In June 2009, the Competitive Enterprise Institute, a Washington D.C.–based think tank, and Senator James Inhofe (R-Oklahoma) claimed that the EPA had suppressed a report authored by Alan Carlin, that cast doubt on the existence of global warming and the need to regulate CO_{2} emissions. Senator Inhofe wrote a letter to the EPA Administrator, Lisa Jackson, requesting that the agency reopen this matter and called for a congressional investigation of the suppression.
The EPA Press Secretary Adora Andy, responded: "Claims that this individual’s opinions were not considered or studied are entirely false. . . . The individual in question is not a scientist and was not part of the working group dealing with this issue. Nevertheless the document he submitted was reviewed by his peers and agency scientists, and information from that report was submitted by his manager to those responsible for developing the proposed endangerment finding. In fact, some ideas from that document are included and addressed in the endangerment finding. Additionally, his manager has allowed his general views on the subject of climate change to be heard and considered inside and outside the EPA and presented at conferences and at an agency seminar. And this individual was granted a request to join a committee that organizes an ongoing climate seminar series, open to both agency and outside experts, where he has been able to invite speakers with a full range of views on climate science."

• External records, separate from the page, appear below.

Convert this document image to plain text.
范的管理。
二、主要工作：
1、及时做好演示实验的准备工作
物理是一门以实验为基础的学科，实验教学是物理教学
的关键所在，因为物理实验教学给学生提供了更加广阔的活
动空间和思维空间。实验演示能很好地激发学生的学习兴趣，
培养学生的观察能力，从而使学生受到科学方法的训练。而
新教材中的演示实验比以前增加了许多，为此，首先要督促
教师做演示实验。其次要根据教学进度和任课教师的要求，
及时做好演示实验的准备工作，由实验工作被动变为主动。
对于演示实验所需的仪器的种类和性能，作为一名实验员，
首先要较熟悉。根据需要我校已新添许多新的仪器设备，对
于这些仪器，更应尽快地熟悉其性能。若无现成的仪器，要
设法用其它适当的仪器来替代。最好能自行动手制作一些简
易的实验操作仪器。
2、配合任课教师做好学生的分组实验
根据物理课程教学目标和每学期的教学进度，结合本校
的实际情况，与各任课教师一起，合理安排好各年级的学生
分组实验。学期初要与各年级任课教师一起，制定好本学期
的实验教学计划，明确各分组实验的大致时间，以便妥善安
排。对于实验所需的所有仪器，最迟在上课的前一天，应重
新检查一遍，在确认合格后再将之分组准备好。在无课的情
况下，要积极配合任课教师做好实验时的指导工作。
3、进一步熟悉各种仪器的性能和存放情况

Internal e-mails related to the alleged suppression of Carlin's report were released under the Freedom of Information Act. In them, Carlin, was discouraged by his superior at EPA, Al McGartland, "from filing comments on the proposed finding and told ... that whatever he submitted was not likely to affect the final report, suggesting to some that the decision had already been made by early March 2009. After receiving Carlin’s comments, McGartland told him that he would not forward them to the office preparing the final report. 'The time for such discussion of fundamental issues has passed for this round,' he wrote on March 17. 'The administrator and the administration has decided to move forward on endangerment, and your comments do not help the legal or policy case for this decision.' A few minutes later, he instructed Carlin to 'move on to other issues and subjects.' He also told Carlin not to discuss climate change with anyone outside his immediate office." Carlin also acknowledged in the article that his report had been produced under short deadline and, as critics have said since, was not fully or cleanly sourced, and there was no restriction on his contact with the media. Andy was quoted as calling "the accusation that Carlin had been muzzled for political reasons 'ridiculous.' 'There was no predetermined position on endangerment, and Dr. Carlin’s work was not suppressed,' Andy said in an e-mail response to questions. 'This administration has always welcomed varying scientific points of view, and we received much of it over this process.'" No further Congressional action was reported, in the September report.

==Appearance on Glenn Beck Show==
Carlin appeared on the Glenn Beck Show on July 1, 2009, and stated that U.N. models anticipated an increase in global temperatures, but actual temperatures, according to the figures Carlin presented, had decreased between 2002 and 2008.